You’ve heard it before and you’ll hear it again: Carbs help boost performance. But how much do they really help and which ones should you be choosing?
Standard nutrition guidelines tell us to consume 45–60 grams of carbohydrates per hour when workouts go beyond 90 minutes. Following this advice helps the body have enough carbohydrates to use for energy during these sessions to avoid bonking. Whether you need 45 grams or 60 grams each hour largely depends on the duration of your training and what your stomach can tolerate during that training. Shorter sessions and lower overall volume can be adequately fueled by fewer carbs, while longer and higher volume workouts need additional fuel. If you’re doing longer training, it will be helpful to your performance to train your gut to take in additional fuel. Those competing in ultra-endurance events lasting more than 3 hours can benefit from going above that range and taking in 90 grams of carbohydrates per hour.
- READ MORE: Nutrition Tips For the Low-Carb Athlete
That advice is sound, but what does it actually mean? Let’s explore what 45 grams of carbohydrates equates to and the best sources to fuel your training efforts. Make sure to check your nutrition labels as brands of drink mixes, bars, gels, etc., vary greatly.
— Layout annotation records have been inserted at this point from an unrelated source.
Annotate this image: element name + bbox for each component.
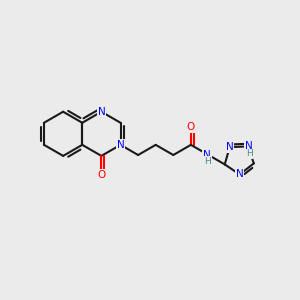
Text: N: N [236, 169, 244, 179]
Text: N: N [98, 107, 105, 117]
Text: H: H [246, 149, 253, 158]
Text: O: O [97, 170, 106, 180]
Text: H: H [204, 157, 210, 166]
Text: N: N [117, 140, 124, 150]
Text: N: N [203, 150, 211, 160]
Text: O: O [187, 122, 195, 132]
Text: N: N [245, 142, 253, 152]
Text: N: N [226, 142, 234, 152]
Examples of roughly 45 grams of carbohydrates:
- 1 slice of toast + 1 tablespoon jam
- 1 sweet potato + 1 tablespoon brown sugar
- 1 sleeve of energy chews
- 2 Honey Stinger waffles
- 2 sport gels
- 1/2 cup oats + 1 tablespoon maple syrup
- 3 medjool dates
Examples of roughly 60 grams of carbohydrates:
- 3 gels
- 3 Kashi breakfast bars
- 2 bananas
- 2 cups of corn flakes with 1/2 cup milk
- 30 gummie bears
- 2 Picky Bars
- 6 servings of Scratch Labs hydration mix
While many foods contain mixed macronutrients, to best fuel your workout, aim to pick foods with most of their calories (if not all) coming from carbohydrates, as that supplies the energy needed to perform. When competing in super long ultra-endurance events, however, mixed nutrients will be more important.
When choosing your carbohydrates, focus on what you can tolerate well. Studies show mixed sugar sources, such as honey, which is a blend of fructose and glucose, is tolerated and absorbed better than single sources. Many athletes assume simple carbs, such as white toast or a sport gel, are better performance foods, however, research has shown the glycemic index of a food makes no difference in how well its carbohydrates impact performance. Meaning you could choose oats or toast, raisins or gels and still get an energy boost.
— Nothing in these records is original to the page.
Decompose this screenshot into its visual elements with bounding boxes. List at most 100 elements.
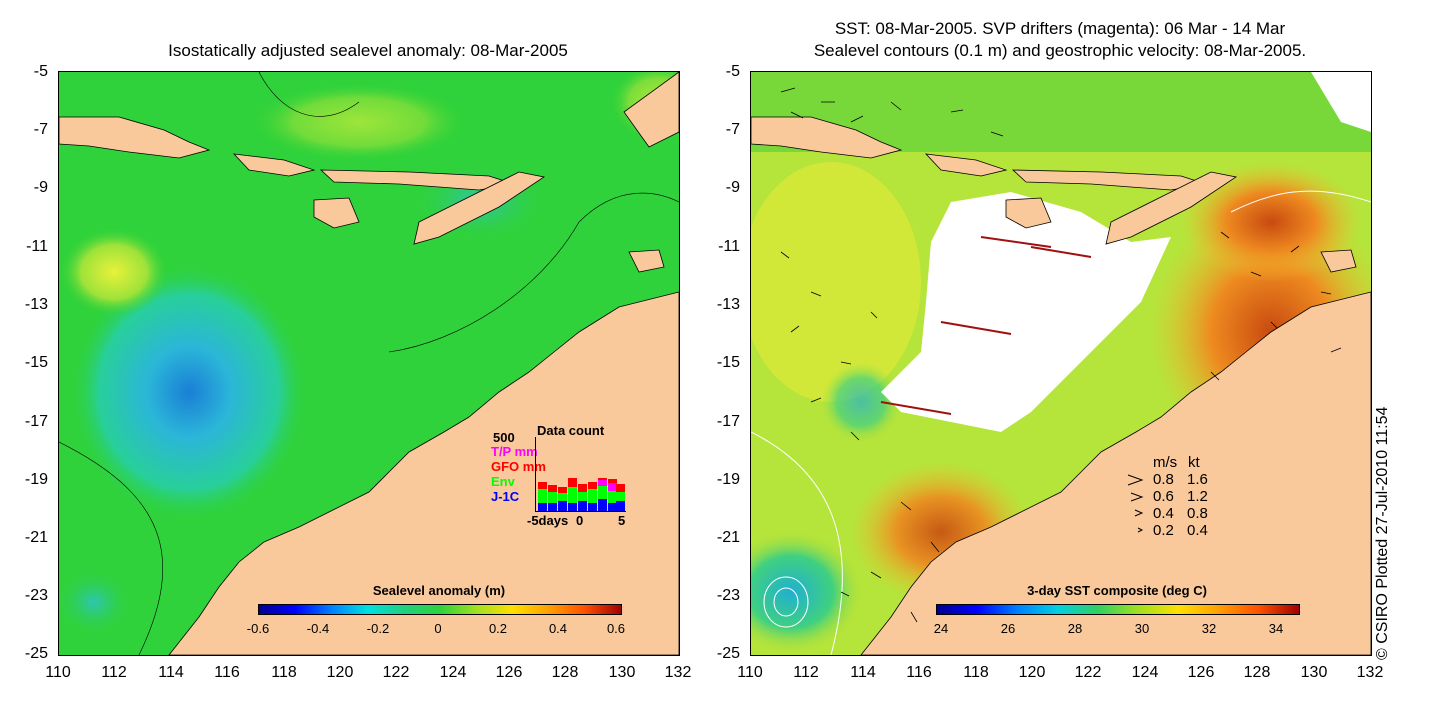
right-x-tick: 122 <box>1074 664 1102 681</box>
right-x-tick: 130 <box>1300 664 1328 681</box>
drifter-track <box>980 236 1052 248</box>
right-x-tick: 126 <box>1187 664 1215 681</box>
data-count-title: Data count <box>537 423 605 438</box>
count-bar <box>558 487 567 511</box>
left-y-tick: -21 <box>24 529 48 546</box>
left-y-tick: -9 <box>33 179 48 196</box>
right-cbar-tick: 34 <box>1268 621 1284 636</box>
right-colorbar-title: 3-day SST composite (deg C) <box>1027 583 1207 598</box>
left-x-tick: 116 <box>214 664 240 681</box>
count-bar <box>608 479 617 511</box>
right-y-tick: -5 <box>725 63 740 80</box>
left-x-tick: 110 <box>45 664 71 681</box>
velocity-legend-row: 0.8 1.6 <box>1153 471 1208 488</box>
right-map-title-line1: SST: 08-Mar-2005. SVP drifters (magenta)… <box>834 19 1286 38</box>
velocity-legend-row: 0.6 1.2 <box>1153 488 1208 505</box>
right-x-tick: 114 <box>850 664 876 681</box>
left-y-tick: -15 <box>24 354 48 371</box>
left-x-tick: 130 <box>608 664 636 681</box>
right-y-tick: -9 <box>725 179 740 196</box>
left-x-tick: 114 <box>158 664 184 681</box>
left-y-tick: -13 <box>24 296 48 313</box>
data-count-x-zero: 0 <box>576 513 584 528</box>
left-cbar-tick: -0.2 <box>366 621 390 636</box>
count-bar <box>548 485 557 511</box>
left-x-tick: 122 <box>382 664 410 681</box>
left-map-title: Isostatically adjusted sealevel anomaly:… <box>168 41 568 60</box>
left-y-tick: -25 <box>24 645 48 662</box>
left-cbar-tick: -0.6 <box>246 621 270 636</box>
left-x-tick: 124 <box>439 664 467 681</box>
velocity-arrows <box>780 87 1342 623</box>
left-x-tick: 128 <box>551 664 579 681</box>
left-x-tick: 118 <box>271 664 297 681</box>
left-cbar-tick: 0 <box>434 621 442 636</box>
right-cbar-tick: 30 <box>1134 621 1150 636</box>
legend-env: Env <box>491 474 515 489</box>
right-y-tick: -17 <box>716 413 740 430</box>
left-x-tick: 132 <box>664 664 692 681</box>
left-cbar-tick: 0.6 <box>606 621 626 636</box>
left-colorbar-title: Sealevel anomaly (m) <box>372 583 506 598</box>
right-y-tick: -19 <box>716 471 740 488</box>
left-y-tick: -5 <box>33 63 48 80</box>
right-x-tick: 132 <box>1356 664 1384 681</box>
velocity-legend-row: 0.4 0.8 <box>1153 505 1208 522</box>
left-y-tick: -17 <box>24 413 48 430</box>
right-cbar-tick: 32 <box>1201 621 1217 636</box>
sst-colorbar <box>936 604 1300 615</box>
right-y-tick: -7 <box>725 121 740 138</box>
left-y-tick: -11 <box>26 238 48 255</box>
csiro-credit: © CSIRO Plotted 27-Jul-2010 11:54 <box>1374 406 1391 660</box>
left-cbar-tick: 0.4 <box>548 621 568 636</box>
left-x-tick: 120 <box>326 664 354 681</box>
data-count-x-end: 5 <box>618 513 626 528</box>
right-y-tick: -23 <box>716 587 740 604</box>
right-x-tick: 128 <box>1243 664 1271 681</box>
australia-landmass <box>168 291 679 655</box>
count-bar <box>568 478 577 511</box>
right-x-tick: 118 <box>963 664 989 681</box>
left-cbar-tick: -0.4 <box>306 621 330 636</box>
legend-gfo: GFO mm <box>491 459 546 474</box>
low-anomaly-eddy <box>69 262 309 522</box>
right-x-tick: 120 <box>1018 664 1046 681</box>
left-x-tick: 112 <box>101 664 127 681</box>
count-bar <box>616 484 625 511</box>
data-count-max: 500 <box>493 430 515 445</box>
sealevel-anomaly-map <box>58 71 680 656</box>
right-cbar-tick: 28 <box>1067 621 1083 636</box>
data-count-bars <box>535 437 626 512</box>
right-y-tick: -13 <box>716 296 740 313</box>
right-map-title-line2: Sealevel contours (0.1 m) and geostrophi… <box>813 41 1307 60</box>
count-bar <box>588 482 597 511</box>
count-bar <box>598 478 607 511</box>
right-y-tick: -15 <box>716 354 740 371</box>
count-bar <box>538 482 547 511</box>
data-count-x-start: -5days <box>527 513 569 528</box>
left-cbar-tick: 0.2 <box>488 621 508 636</box>
velocity-legend-ms-header: m/s <box>1153 454 1178 471</box>
sst-velocity-map <box>750 71 1372 656</box>
right-x-tick: 112 <box>793 664 819 681</box>
java-island <box>59 116 211 159</box>
right-x-tick: 124 <box>1131 664 1159 681</box>
right-x-tick: 110 <box>737 664 763 681</box>
right-y-tick: -11 <box>718 238 740 255</box>
right-y-tick: -21 <box>716 529 740 546</box>
velocity-legend-kt-header: kt <box>1188 454 1200 471</box>
sealevel-colorbar <box>258 604 622 615</box>
australia-landmass <box>860 291 1371 655</box>
velocity-legend-arrows <box>1127 474 1144 533</box>
legend-j1c: J-1C <box>491 489 520 504</box>
legend-tp: T/P mm <box>491 444 538 459</box>
right-y-tick: -25 <box>716 645 740 662</box>
count-bar <box>578 484 587 511</box>
velocity-legend-row: 0.2 0.4 <box>1153 522 1208 539</box>
left-x-tick: 126 <box>495 664 523 681</box>
cloud-gap-white <box>881 192 1171 432</box>
right-x-tick: 116 <box>906 664 932 681</box>
left-y-tick: -7 <box>33 121 48 138</box>
right-cbar-tick: 26 <box>1000 621 1016 636</box>
left-y-tick: -19 <box>24 471 48 488</box>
The biggest factor in choosing a high versus a low glycemic index source is whether you can tolerate the more fibrous carbs in high glycemic index foods before or during your training. The best advice is to try a variety of carbohydrate-rich foods during your training to find which ones work best for your body. If you’re struggling to fuel your workouts on your own, consult a professional sports dietitian.